Build a resilient frontline with reimagined training: 5 lessons learned
No extra time. Hundreds of locations. Limited digital access. The frontline has always been difficult to reach with timely, engaging training.
The global health and economic crisis has made two things very clear. First, business runs through the frontline. Without these essential workers, our communities would be at a standstill. Second, traditional training practices cannot keep up with the pace of disruption. Managers are struggling to keep their people safe and productive. Retailers are reboarding large chunks of their workforce after weeks of inactivity. New health and safety regulations are on the horizon.
Businesses will need their frontlines prepared if they hope to move forward and thrive in their next normal. This will require a rapid reimagination of what it means to support the frontline.
Here are 5 lessons learned from retailers that are successfully building resilient frontline workforces.
#1: Open the lines of communication
Some retailers have been working nonstop to provide essential services during the pandemic. Others have been limited to online sales or shut down entirely. Preparing your employees for what comes next will be critical in all cases. Policies will keep changing. Regulations will vary by region. Standard practices, such as product handling and customer interactions, will look very different.
Frontline preparedness begins with timely, consistent communication. Traditional tactics, such as bulletin boards and pre-shift meetings, have always been a problem. Now, they are woefully inadequate. Forward-thinking retailers are rapidly adopting digital communication to overcome these limitations. They’re keeping their communications simple and straightforward. New digital tools are accelerating their ability to reach any frontline employee with timely messages. They’re also helping organizations keep track of who is (and is not) consuming important information.
#2: Focus on what matters
Frontline training is often overloaded with information. Stakeholders want people to know everything they possibly can about the company’s products and services, so L&D builds courses stuffed with extra details. The problem: no one learns that way.
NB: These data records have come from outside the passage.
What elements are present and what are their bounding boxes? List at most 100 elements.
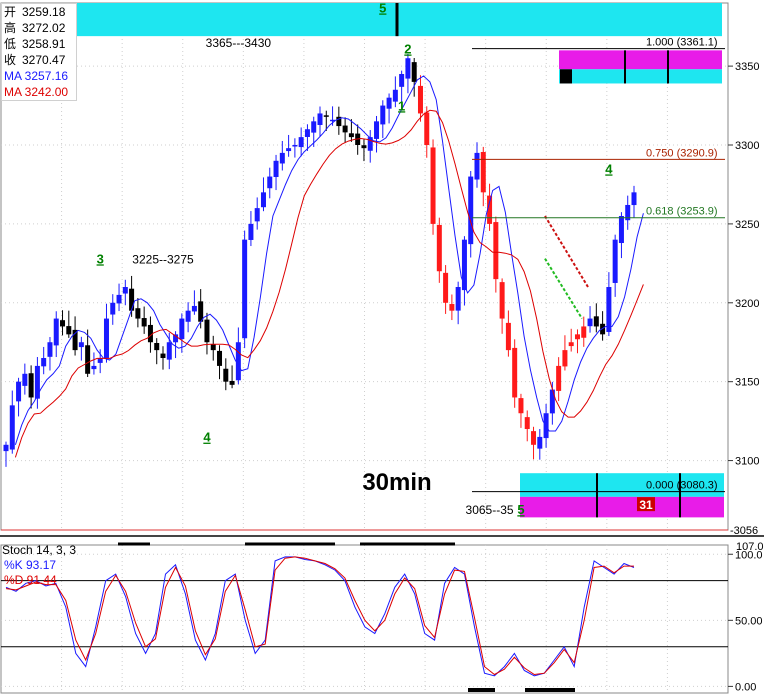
candle-body [556,365,562,391]
candle-body [562,350,568,367]
candle-body [22,373,28,386]
candle-body [110,302,116,315]
candle-body [587,318,593,327]
ohlc-row-low: 低 3258.91 [2,36,76,52]
fib-level-label: 1.000 (3361.1) [646,37,718,49]
candle-body [28,373,34,398]
candle-body [135,308,141,319]
price-tick-label: 3150 [735,377,759,389]
candle-body [78,342,84,348]
candle-body [531,431,537,445]
candle-body [386,97,392,109]
candle-body [631,192,637,206]
ohlc-row-high: 高 3272.02 [2,20,76,36]
ohlc-value-open: 3259.18 [22,5,66,19]
stoch-top-label: 107.0 [736,541,764,553]
candle-body [449,304,455,311]
candle-body [185,310,191,322]
candle-body [612,239,618,283]
stoch-d-value: %D 91.44 [4,573,57,587]
candle-body [568,342,574,347]
candle-body [461,239,467,291]
candle-body [537,436,543,449]
candle-body [361,145,367,149]
candle-body [141,318,147,327]
candle-body [417,85,423,114]
chart-canvas: 3100 3150 3200 3250 3300 3350 -3056 1.000 (3361… [0,0,764,695]
ohlc-panel: 开 3259.18 高 3272.02 低 3258.91 收 3270.47 MA 3… [1,3,77,101]
ohlc-value-low: 3258.91 [22,37,66,51]
range-annotation: 3365---3430 [206,36,272,50]
candle-body [85,345,91,374]
candle-body [103,318,109,359]
stoch-k-value: %K 93.17 [4,558,57,572]
ohlc-row-close: 收 3270.47 [2,52,76,68]
timeframe-watermark: 30min [362,469,431,496]
candle-body [154,343,160,351]
candle-body [260,192,266,208]
candle-body [549,389,555,414]
candle-body [493,222,499,280]
candle-body [229,380,235,385]
fib-zone-magenta [520,496,724,518]
range-annotation: 3225--3275 [132,252,194,266]
wave-label: 3 [97,251,104,266]
candle-body [179,318,185,340]
zone-marker-block [560,69,572,84]
candle-body [129,288,135,311]
candle-body [411,62,417,82]
price-tick-label: 3350 [735,61,759,73]
candle-body [91,365,97,370]
candle-body [323,115,329,117]
candle-body [267,176,273,189]
price-tick-label: 3300 [735,140,759,152]
candle-body [399,74,405,87]
ohlc-value-close: 3270.47 [22,53,66,67]
candle-body [248,223,254,240]
chart-background [0,0,764,695]
stoch-tick-label: 50.00 [735,615,763,627]
fib-zone-cyan [559,69,722,84]
stoch-tick-label: 0.00 [735,681,756,693]
ohlc-label-open: 开 [4,5,17,19]
fib-level-label: 0.000 (3080.3) [646,480,718,492]
candle-body [436,224,442,272]
candle-body [618,216,624,244]
candle-body [524,417,530,430]
candle-body [34,365,40,399]
candle-body [474,152,480,180]
ohlc-value-high: 3272.02 [22,21,66,35]
candle-body [204,319,210,343]
wave-label: 4 [605,161,613,176]
candle-body [342,125,348,133]
candle-body [223,368,229,382]
wave-label: 4 [203,430,211,445]
candle-body [574,334,580,340]
candle-body [47,342,53,357]
candle-body [581,326,587,338]
candle-body [41,358,47,367]
fib-level-label: 0.618 (3253.9) [646,206,718,218]
candle-body [606,287,612,332]
wave-label: 1 [398,98,405,113]
candle-body [311,121,317,133]
candle-body [292,145,298,147]
price-tick-label: 3250 [735,219,759,231]
candle-body [160,353,166,359]
candle-body [217,350,223,366]
price-tick-label: 3100 [735,456,759,468]
ohlc-label-close: 收 [4,53,17,67]
candle-body [455,287,461,311]
candle-body [499,282,505,319]
candle-body [116,294,122,304]
ma-red-value: MA 3242.00 [4,85,69,99]
candle-body [405,58,411,79]
fib-zone-cyan [3,3,722,37]
wave-label: 5 [517,502,524,517]
ohlc-row-open: 开 3259.18 [2,4,76,20]
stoch-title: Stoch 14, 3, 3 [2,543,77,557]
candle-body [60,320,66,327]
candle-body [593,316,599,327]
ohlc-label-low: 低 [4,37,17,51]
ma-blue-value: MA 3257.16 [4,69,69,83]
Essential retailers quickly figured out that you can get people into the operation a lot faster if you focus on just what people need to know to do their job safely and productively. The rest can wait.
Others must adopt this lesson as they adapt their frontline training strategies. Onboarding new employees in less than an hour to meet unprecedented customer demand cannot become the norm. However, you shouldn’t go back to spending days in a classroom training associates for that same job. Work with your stakeholders to separate the need to know from the nice to know. Provide targeted training on just the essentials to get people going. Provide on-demand resources for everything else.
#3: Activate personal devices
Frontline employees need information fast to keep up with workplace changes. However, you cannot do anything fast if people have to be scheduled for training, leave their work areas and access a shared computer in a back room.
Luckily, most of your frontline employees are already carrying training tools: smartphones. Mobile adoption is skyrocketing right now, and a lot of this digital traffic is coming from personal devices. Employees already know how to use them. They keep them clean. They don’t have to leave their work area to get to them. They can even access them from home in the case of major workplace disruption.
Until now, many retailers have balked at the idea of a bring your own device policy (BYOD) due to legal or security considerations. Disruption is now forcing them to think differently and apply simple tactics, such as user agreements, network gates and integrations, to rapidly expand frontline access to information.
#4: Make training stick
People will not do their jobs differently just because you tellthem to. They’ve developed their job habits over months or years of doing things a certain way. Now, you’re telling them the old ways, such as how to interact with customers, are incorrect (and potentially dangerous). Plus, you’re adding new job tasks, such as sanitization, to the mix. Employees need your help to quickly break old habits and build new ones. Otherwise, inconsistent performance will add more risk to your business.
Retailers are using practice and reinforcement activities to make sure training sticks and develops into on-the-job behavior. Employees are answering a few scenario-based questions at the start of each shift. Managers are coaching their teams on high-priority job tasks. These activities take just a few minutes but are having a big impact on frontline performance.
#5: Go beyond checking boxes
Many companies have understandably put compliance training on the backburner during the pandemic. Unfortunately, it's starting to pile up. Plus, new regulations are coming. That means even more compliance training for your frontline. If you try to check these boxes the old way, you’ll spend all of your resources chasing people down to complete boring, irrelevant training.
Retailers are adapting their compliance training strategies to balance regulation and frontline preparedness. L&D is working with their legal partners to clarify the actual compliance requirement. That allows L&D to build targeted solutions that fit into the daily workflow. Retailers are then leveraging daily reinforcement to make sure compliance training sticks. After all, there’s a reason your employees are required to complete this training. Boxes still need to be checked, but employees must also be knowledgeable and confident so they can make the right decisions on the job.
The disruption is far from over. Your frontline workforce will play a critical role in moving your business forward. They need your help to develop the knowledge and skill to prepare for what comes next. Retailers around the world are learning quickly and closing gaps in their frontline communication and training strategies in order to improve their overall business resilience.
What have you learned so far?
Be safe. Be well. And be kind to the frontline.